Qúe más decir de este Madrid que me destapa en lluvia y me delata en una inventada y amada casa y hacia un verano amorosamente acompañado. Un Madrid que hoy me avecina con un cielo gris mercurio y muchas lluvias. Madrid en lluvia es como una hiedra hambrienta que parece dormir pero está despierta y que asciende sibilina por mis tobillos hasta alcanzar las ingles, aquellas descansadas y confiadas, las nuevas asaltadas. Y de ahí prosigue su viaje hacia mi escueto cuello, siempre limpio de hojas secas para alimentarla con su agua.
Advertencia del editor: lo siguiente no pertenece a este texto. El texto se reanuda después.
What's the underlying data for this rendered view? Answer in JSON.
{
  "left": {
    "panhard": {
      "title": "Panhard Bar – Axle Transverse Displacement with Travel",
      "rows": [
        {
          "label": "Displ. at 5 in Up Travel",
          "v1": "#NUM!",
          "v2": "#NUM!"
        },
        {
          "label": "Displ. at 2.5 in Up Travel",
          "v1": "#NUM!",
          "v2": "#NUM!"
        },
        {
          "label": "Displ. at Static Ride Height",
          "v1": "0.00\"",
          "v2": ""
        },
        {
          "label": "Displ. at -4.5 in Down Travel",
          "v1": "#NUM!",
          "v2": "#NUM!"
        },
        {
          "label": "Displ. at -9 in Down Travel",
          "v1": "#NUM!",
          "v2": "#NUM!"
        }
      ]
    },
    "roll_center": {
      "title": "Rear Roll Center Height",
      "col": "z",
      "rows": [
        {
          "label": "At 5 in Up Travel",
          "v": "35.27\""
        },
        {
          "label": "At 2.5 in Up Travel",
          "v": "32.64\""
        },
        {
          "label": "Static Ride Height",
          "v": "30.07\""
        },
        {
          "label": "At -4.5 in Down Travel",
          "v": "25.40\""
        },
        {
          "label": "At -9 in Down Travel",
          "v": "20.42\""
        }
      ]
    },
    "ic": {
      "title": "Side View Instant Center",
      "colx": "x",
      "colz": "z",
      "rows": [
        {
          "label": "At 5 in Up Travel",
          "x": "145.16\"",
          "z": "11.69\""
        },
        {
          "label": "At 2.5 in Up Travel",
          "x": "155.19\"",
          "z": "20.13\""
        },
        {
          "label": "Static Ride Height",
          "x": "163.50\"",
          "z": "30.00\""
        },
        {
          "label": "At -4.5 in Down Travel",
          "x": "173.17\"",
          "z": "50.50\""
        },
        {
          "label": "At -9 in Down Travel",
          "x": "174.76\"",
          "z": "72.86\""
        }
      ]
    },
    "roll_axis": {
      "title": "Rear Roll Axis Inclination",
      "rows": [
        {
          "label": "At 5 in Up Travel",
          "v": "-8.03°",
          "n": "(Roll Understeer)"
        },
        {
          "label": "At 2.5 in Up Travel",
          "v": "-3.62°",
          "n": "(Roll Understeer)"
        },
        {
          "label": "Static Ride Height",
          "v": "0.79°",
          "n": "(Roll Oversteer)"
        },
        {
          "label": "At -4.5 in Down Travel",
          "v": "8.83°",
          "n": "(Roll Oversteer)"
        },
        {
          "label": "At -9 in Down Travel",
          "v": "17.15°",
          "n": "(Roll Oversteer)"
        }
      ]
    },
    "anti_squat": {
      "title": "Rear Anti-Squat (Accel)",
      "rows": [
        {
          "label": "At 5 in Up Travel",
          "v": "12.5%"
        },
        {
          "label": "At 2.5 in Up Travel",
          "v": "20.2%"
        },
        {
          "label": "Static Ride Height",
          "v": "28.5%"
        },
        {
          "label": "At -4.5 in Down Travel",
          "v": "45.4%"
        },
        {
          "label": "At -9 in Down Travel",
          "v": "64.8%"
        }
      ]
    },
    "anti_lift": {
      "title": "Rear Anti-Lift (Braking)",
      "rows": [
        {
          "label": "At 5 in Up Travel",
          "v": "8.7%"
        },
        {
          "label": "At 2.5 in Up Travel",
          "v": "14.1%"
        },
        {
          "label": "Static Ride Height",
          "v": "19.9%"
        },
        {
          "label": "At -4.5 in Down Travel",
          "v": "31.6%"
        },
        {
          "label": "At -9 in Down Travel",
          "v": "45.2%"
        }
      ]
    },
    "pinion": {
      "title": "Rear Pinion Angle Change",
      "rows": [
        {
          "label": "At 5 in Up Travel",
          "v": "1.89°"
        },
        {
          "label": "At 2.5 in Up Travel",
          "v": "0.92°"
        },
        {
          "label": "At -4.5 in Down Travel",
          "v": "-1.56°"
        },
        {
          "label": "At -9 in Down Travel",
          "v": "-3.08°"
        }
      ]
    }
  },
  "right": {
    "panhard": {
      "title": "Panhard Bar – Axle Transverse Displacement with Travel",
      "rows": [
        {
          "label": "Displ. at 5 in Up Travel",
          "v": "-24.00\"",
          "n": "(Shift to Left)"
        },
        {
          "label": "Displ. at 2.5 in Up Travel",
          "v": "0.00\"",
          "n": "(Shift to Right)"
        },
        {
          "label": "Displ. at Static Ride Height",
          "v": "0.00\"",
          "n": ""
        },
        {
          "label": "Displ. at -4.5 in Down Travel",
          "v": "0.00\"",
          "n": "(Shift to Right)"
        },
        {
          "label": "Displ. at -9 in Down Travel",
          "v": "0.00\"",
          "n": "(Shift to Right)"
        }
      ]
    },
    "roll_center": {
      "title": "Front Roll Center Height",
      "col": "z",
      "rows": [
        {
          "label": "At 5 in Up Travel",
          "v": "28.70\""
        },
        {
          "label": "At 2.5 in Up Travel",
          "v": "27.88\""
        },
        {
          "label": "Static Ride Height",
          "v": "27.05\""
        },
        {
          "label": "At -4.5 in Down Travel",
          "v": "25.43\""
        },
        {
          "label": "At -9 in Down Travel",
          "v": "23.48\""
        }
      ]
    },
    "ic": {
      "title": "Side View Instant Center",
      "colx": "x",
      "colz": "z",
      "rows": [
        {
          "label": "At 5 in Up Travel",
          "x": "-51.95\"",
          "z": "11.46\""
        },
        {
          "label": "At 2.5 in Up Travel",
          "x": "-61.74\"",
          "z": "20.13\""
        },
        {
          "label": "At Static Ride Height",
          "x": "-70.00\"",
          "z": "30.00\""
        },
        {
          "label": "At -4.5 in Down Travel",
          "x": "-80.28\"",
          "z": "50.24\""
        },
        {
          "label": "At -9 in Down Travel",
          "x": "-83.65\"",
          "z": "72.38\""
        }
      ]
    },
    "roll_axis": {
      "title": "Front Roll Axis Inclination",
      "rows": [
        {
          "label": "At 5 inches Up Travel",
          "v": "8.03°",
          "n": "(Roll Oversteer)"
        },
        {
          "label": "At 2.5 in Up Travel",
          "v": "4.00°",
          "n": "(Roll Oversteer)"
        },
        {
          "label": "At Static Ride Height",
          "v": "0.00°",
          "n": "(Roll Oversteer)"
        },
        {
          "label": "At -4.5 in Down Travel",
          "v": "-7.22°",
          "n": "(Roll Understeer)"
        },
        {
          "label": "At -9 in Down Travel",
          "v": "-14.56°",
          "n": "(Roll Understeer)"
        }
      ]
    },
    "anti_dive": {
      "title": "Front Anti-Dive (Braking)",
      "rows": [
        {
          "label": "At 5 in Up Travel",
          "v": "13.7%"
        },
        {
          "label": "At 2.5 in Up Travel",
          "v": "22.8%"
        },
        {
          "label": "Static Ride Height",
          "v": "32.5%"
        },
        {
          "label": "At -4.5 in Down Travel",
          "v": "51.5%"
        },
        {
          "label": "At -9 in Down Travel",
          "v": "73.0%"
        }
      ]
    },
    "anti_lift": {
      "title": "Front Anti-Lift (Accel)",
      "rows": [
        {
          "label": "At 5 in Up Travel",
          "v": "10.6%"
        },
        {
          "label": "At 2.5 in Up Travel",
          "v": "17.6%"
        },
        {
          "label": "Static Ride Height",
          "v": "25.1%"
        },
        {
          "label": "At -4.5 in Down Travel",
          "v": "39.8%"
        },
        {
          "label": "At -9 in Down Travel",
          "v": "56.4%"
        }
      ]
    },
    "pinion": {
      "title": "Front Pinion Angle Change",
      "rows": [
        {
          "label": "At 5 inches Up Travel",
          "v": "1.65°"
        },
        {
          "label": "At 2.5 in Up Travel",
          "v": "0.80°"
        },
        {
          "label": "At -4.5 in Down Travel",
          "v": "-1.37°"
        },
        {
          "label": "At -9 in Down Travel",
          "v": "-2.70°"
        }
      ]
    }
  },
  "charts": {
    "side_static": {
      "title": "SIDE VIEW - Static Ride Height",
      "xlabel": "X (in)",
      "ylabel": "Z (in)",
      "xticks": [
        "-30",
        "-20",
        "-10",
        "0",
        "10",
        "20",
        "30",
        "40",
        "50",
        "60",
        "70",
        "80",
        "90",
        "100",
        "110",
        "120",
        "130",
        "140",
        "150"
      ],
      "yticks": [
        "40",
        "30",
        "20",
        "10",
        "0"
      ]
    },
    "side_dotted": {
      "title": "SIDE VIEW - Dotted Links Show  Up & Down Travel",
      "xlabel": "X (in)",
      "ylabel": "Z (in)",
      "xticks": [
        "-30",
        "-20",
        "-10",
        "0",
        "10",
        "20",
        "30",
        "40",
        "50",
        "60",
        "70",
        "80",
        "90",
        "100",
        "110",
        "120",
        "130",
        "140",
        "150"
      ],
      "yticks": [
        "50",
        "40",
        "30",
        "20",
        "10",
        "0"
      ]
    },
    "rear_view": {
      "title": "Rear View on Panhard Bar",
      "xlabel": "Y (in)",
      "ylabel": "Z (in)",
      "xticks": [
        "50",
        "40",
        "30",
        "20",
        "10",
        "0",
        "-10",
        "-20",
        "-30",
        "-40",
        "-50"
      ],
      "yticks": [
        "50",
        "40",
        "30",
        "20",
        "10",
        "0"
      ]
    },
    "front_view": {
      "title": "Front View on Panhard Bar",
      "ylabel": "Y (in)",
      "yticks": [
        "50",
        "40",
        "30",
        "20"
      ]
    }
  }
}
Madrid en lluvia me regala un dolor quieto por nada y ese miedo de siempre a quedarme lejos… En días como hoy, si la poca sensatez que hay en mí me abandonara, no dudaría en destapar mis ojos hacia ella, hacia arriba, y encaramarla sin paraguas que protejan. Uno siente tanta libertad cuando la lluvia le viste... que debería estar prohibido cobijar los cuerpos. En días como hoy tengo la certeza de que venimos del agua.
3 comentarios:
¡Qué bello, Nuria! Aquí también está lloviendo, con algún que otro sobresalto, pero sin enojo.
Me quedo con esa última certeza de que venimos del agua. Yo me dejé empapar por esa misma lluvia en el campo.